Migrating from rport or openrport¶
ProxiPort is config-format-compatible with upstream rport and openrport. The migration is a stop / replace / restart, not a schema rebuild.
Server¶
- Stop the upstream service.
sudo systemctl stop rportd # or: openrportd - Back up the existing state. The datastore lives in
/var/lib/rport/(or/var/lib/openrport/):sudo tar -czf rport-backup-$(date +%F).tar.gz \ /etc/rport /var/lib/rport - Install ProxiPort server packages. See install.
- Copy the config across.
The option names are the same. Only the file path and the systemd unit name change.
sudo cp /etc/rport/rportd.conf /etc/proxiport/proxiportd.conf - Point ProxiPort at the existing datastore.
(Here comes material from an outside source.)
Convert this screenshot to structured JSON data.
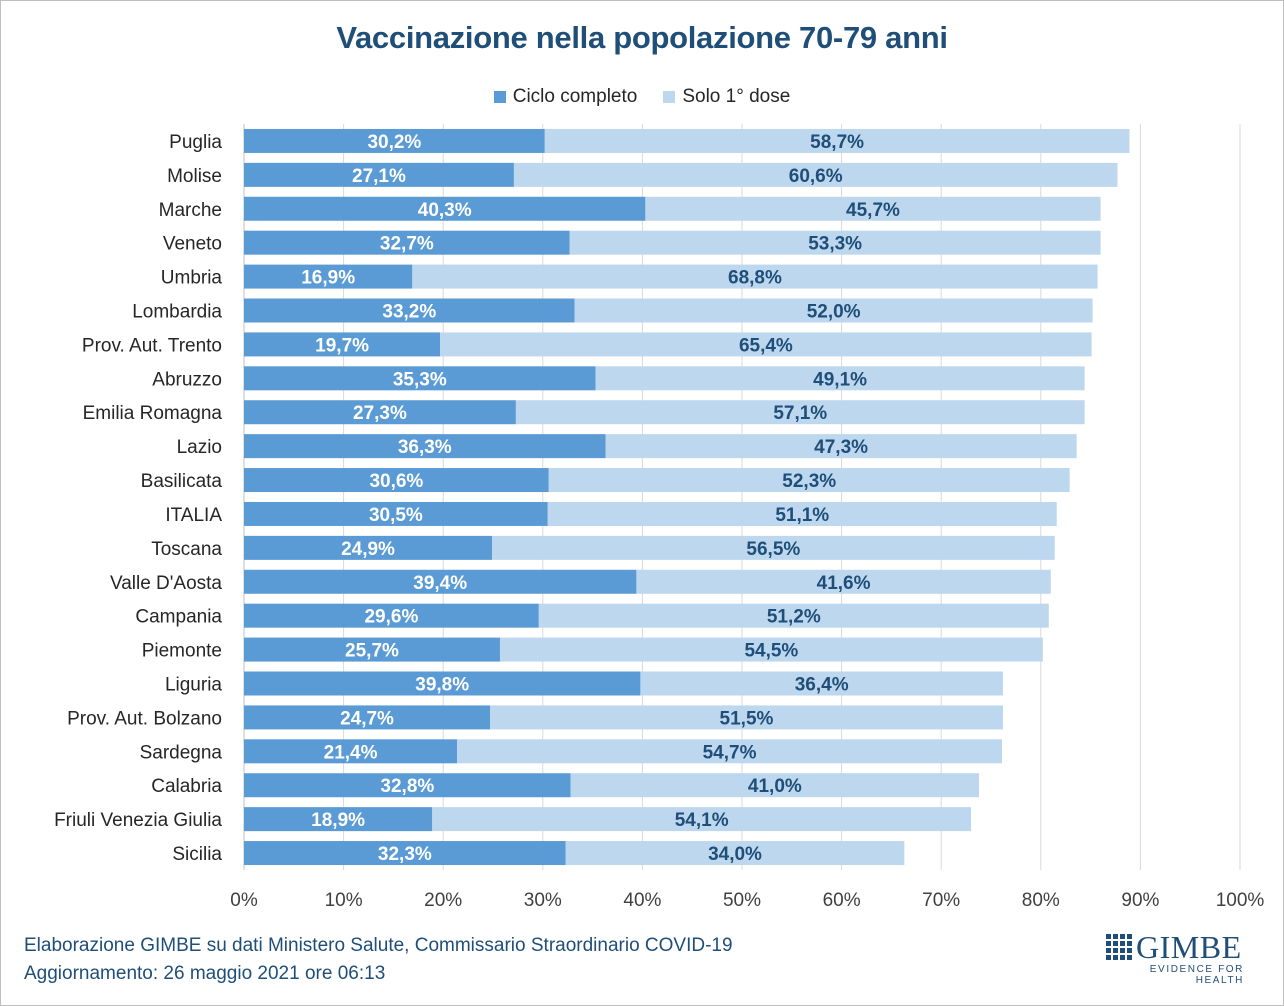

Edit
/etc/proxiport/proxiportd.confso the[server] data_dirmatches your old/var/lib/rportlocation, or move the directory:sudo mv /var/lib/rport /var/lib/proxiport - Start the service.
Pending schema migrations run automatically on first start.
sudo systemctl enable --now proxiportd sudo journalctl -u proxiportd -n 50
Existing agents reconnect against the same client-auth credentials and the same host-key fingerprint, so the inventory comes back populated without any per-agent touch:
7. Disable the old unit so it does not race ProxiPort on reboot.
sudo systemctl disable rportd
Agents¶
Each agent needs the binary swapped and the config relocated. The control protocol is unchanged — agents register against the same client-auth credentials.
- Stop the upstream agent.
sudo systemctl stop rport # or: openrport - Install the ProxiPort agent package (see install).
- Move the config.
sudo cp /etc/rport/rport.conf /etc/proxiport/proxiport.conf - Re-issue the host-key fingerprint if the server's host key
changed. If you reused the same
key_seedinproxiportd.conf, the fingerprint is unchanged — keepfingerprint = "..."as it was. If the server now has a different key, copy the new fingerprint from/var/log/proxiport/proxiportd.logon first start. - Start.
sudo systemctl enable --now proxiport
What is config-compatible¶
[server]block options:address,key_seed,auth_file,data_dir,keep_lost_clients,tunnel_*,used_ports,excluded_ports.[api]block options:address,auth,auth_file,auth_user_table,auth_group_table,jwt_secret,doc_root,cert_file,key_file,access_log_file,user_login_wait,max_failed_login,ban_time,totp_enabled,totp_login_session_ttl,totp_account_name.[logging],[database],[caddy-integration],[monitoring],[notifications],[pushover],[smtp]blocks — same option names as upstream. (There is no separate[client-auth]block — client-authentication options live under[server]:auth,auth_file,auth_table,auth_multiuse_creds,equate_clientauthid_clientid.)- The schedule, command, script, library, audit-log, vault, and user-auth tables — same schema, no migration needed.
What is intentionally not migrated¶
- Anything
plus/produced. OAuth/OIDC sessions issued via the upstream Plus plugin will not work after migration. Affected users will need to log in via local password + (optional) TOTP, which is the AGPL-supported path. - Alerting state. The upstream alerting feature was Plus-gated. Alert definitions in the database are ignored. They will start working again when alerting is reimplemented in the open.
- The Vue/Nuxt frontend. Users do not need to migrate anything — the SvelteKit SPA is served by the new server out of the box.
Rollback¶
If the migration fails and you need to roll back:
sudo systemctl stop proxiportd
sudo systemctl enable --now rportd
The datastore is forwards-compatible from openrport, so rolling back in the other direction (after ProxiPort ran migrations on the schema) may not work cleanly. Restore from the backup taken in step 2 above.